E' erronea la posizione che guarda agli Usa come dominatori del mondo, unica superpotenza e che per questo perora un fronte unito mondiale contro l'imperialismo USA. Questa posizione lega obiettivamente le lotte proletarie e dei popoli agli imperialismi concorrenti e trasforma le lotte proletarie e i movimenti di liberazione in succubi e compartecipi della contesa interimperialista. Perfino nei luoghi in cui l'imperialismo Usa interviene direttamente – Iraq, Afghanistan, Medio Oriente con il gendarme israeliano, America Latina – la lotta contro l'imperialismo Usa non deve lasciare alcun spazio alla subordinazione agli altri imperialismi.
I processi che innesca la crisi sono sostanzialmente uguali in tutto il mondo: contenere i danni dei crack bancari, intervenire a sostegno delle industrie in crisi, favorire una ristrutturazione di collocazione di esse sul mercato mondiale. Questo esige l'abbassamento del costo del lavoro, l'ulteriore taglio delle spese sociali, mantenere bassi i prezzi dell'energia e delle materie prime, in una gara in cui chi riesce prima guadagna terreno sugli altri. 
Questo domanda uno Stato ancora più schiacciato sugli interessi immediati del grande capitale, uno Stato forte e militarizzato per imporre a tutti queste soluzioni e contenere l'inevitabile protesta sociale, ribellione dei proletari e dei popoli su cui la crisi è scaricata. 

Le soluzioni sono identiche indipendentemente dalla forma dei governi e la reazionarizzazione generale è l'unica tendenza che si afferma.  In ciascun paese essa assume i colori legati alla storia di questo paese e alle sue trasformazioni, ma è importante vederne i tratti comuni e considerare che da un lato si accentua la lotta di classe e dall'altro si attenua la dialettica governo/opposizione nelle sfere istituzionali, parlamentari di ogni paese .

Dal punto di vista del proletariato e dei popoli avanza la necessità di contrastare la discarica della crisi sulla propria pelle e di dover fare questa lotta con mezzi rivoluzionari e con fini rivoluzionari. Quindi ci sono condizioni favorevoli non solo allo sviluppo della lotta di classe ma al formarsi della coscienza rivoluzionaria e comunista.
Ma serve l'analisi concreta della situazione concreta, dato che esiste uno sviluppo disuguale che comporta uno sviluppo disuguale della lotta di classe e dei processi rivoluzionari. Lo sviluppo disuguale influenza la strategia e inquadra la tattica. 
Lo sviluppo disuguale è fondamentale anche nella definizione programmatica della lotta per il socialismo. Essa deve tener conto della condizione concreta di ciascun paese nella catena imperialista e delle sue differenze. 
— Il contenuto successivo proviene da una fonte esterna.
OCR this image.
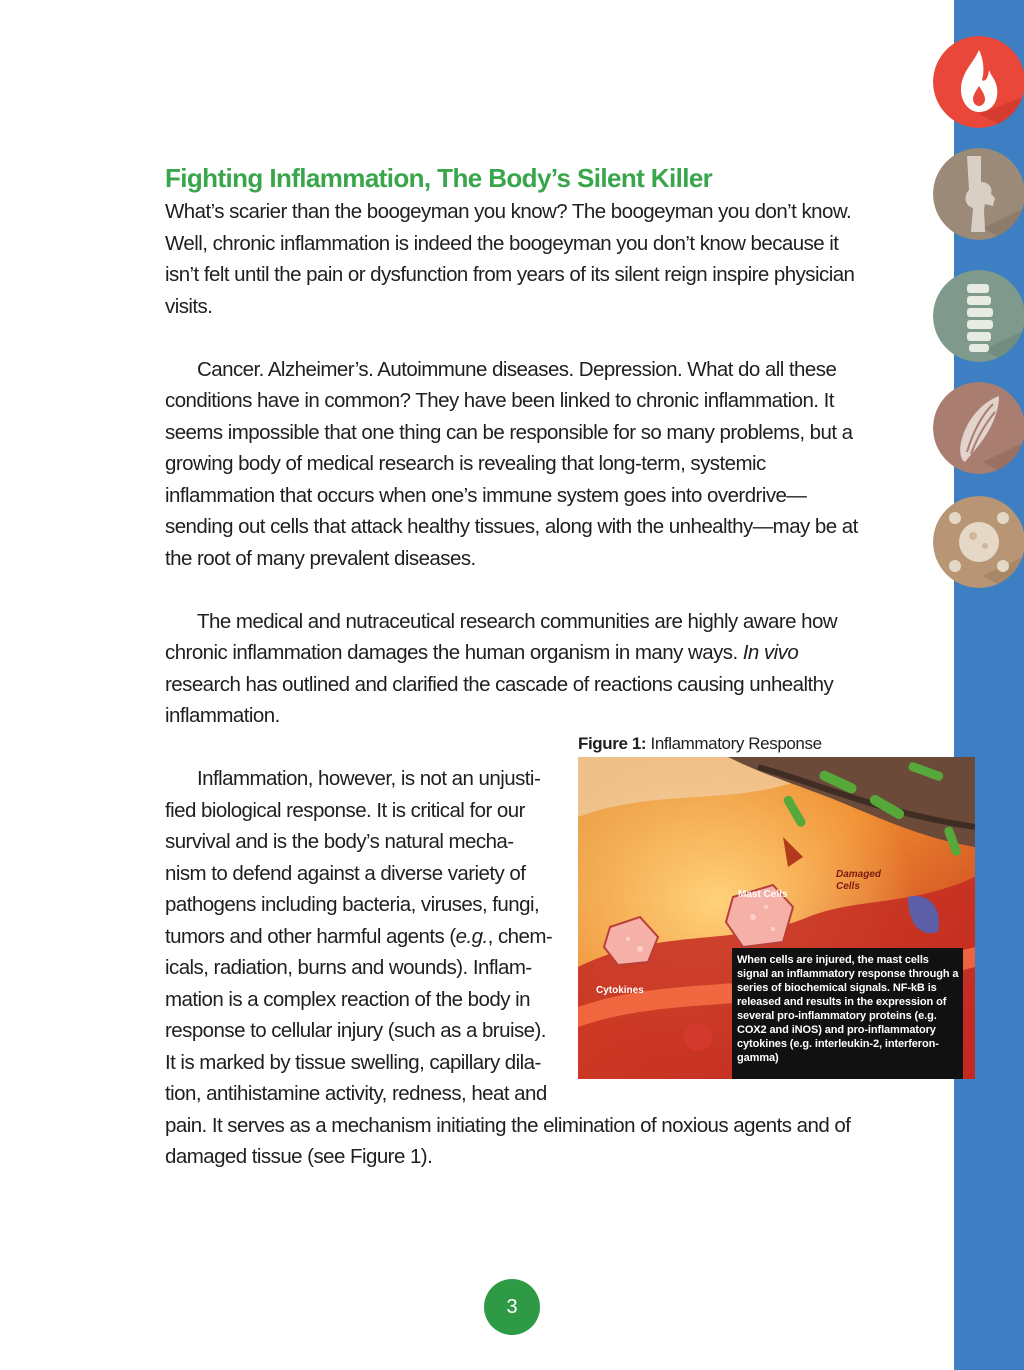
Fighting Inflammation, The Body’s Silent Killer

What’s scarier than the boogeyman you know? The boogeyman you don’t know. Well, chronic inflammation is indeed the boogeyman you don’t know because it isn’t felt until the pain or dysfunction from years of its silent reign inspire physician visits.

Cancer. Alzheimer’s. Autoimmune diseases. Depression. What do all these conditions have in common? They have been linked to chronic inflammation. It seems impossible that one thing can be responsible for so many problems, but a growing body of medical research is revealing that long-term, systemic inflammation that occurs when one’s immune system goes into overdrive—sending out cells that attack healthy tissues, along with the unhealthy—may be at the root of many prevalent diseases.

The medical and nutraceutical research communities are highly aware how chronic inflammation damages the human organism in many ways. In vivo research has outlined and clarified the cascade of reactions causing unhealthy inflammation.

Inflammation, however, is not an unjusti-

fied biological response. It is critical for our

survival and is the body’s natural mecha-

nism to defend against a diverse variety of

pathogens including bacteria, viruses, fungi,

tumors and other harmful agents (e.g., chem-

icals, radiation, burns and wounds). Inflam-

mation is a complex reaction of the body in

response to cellular injury (such as a bruise).

It is marked by tissue swelling, capillary dila-

tion, antihistamine activity, redness, heat and

pain. It serves as a mechanism initiating the elimination of noxious agents and of damaged tissue (see Figure 1).

Figure 1: Inflammatory Response
Mast Cells
Damaged Cells
Cytokines
When cells are injured, the mast cells signal an inflammatory response through a series of biochemical signals. NF-kB is released and results in the expression of several pro-inflammatory proteins (e.g. COX2 and iNOS) and pro-inflammatory cytokines (e.g. interleukin-2, interferon-gamma)
3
Una visione schematico-dottrinaria del socialismo contiene in sé elementi ora di immediatismo ora di attesismo, ora estremisti, ora opportunisti, che non consentono ai comunisti di cogliere l'effettiva opportunità della situazione mondiale e dei riflessi in ogni paese e di porsi alla testa di una lotta rivoluzionaria del proletariato quanto mai matura e sempre più obbligata.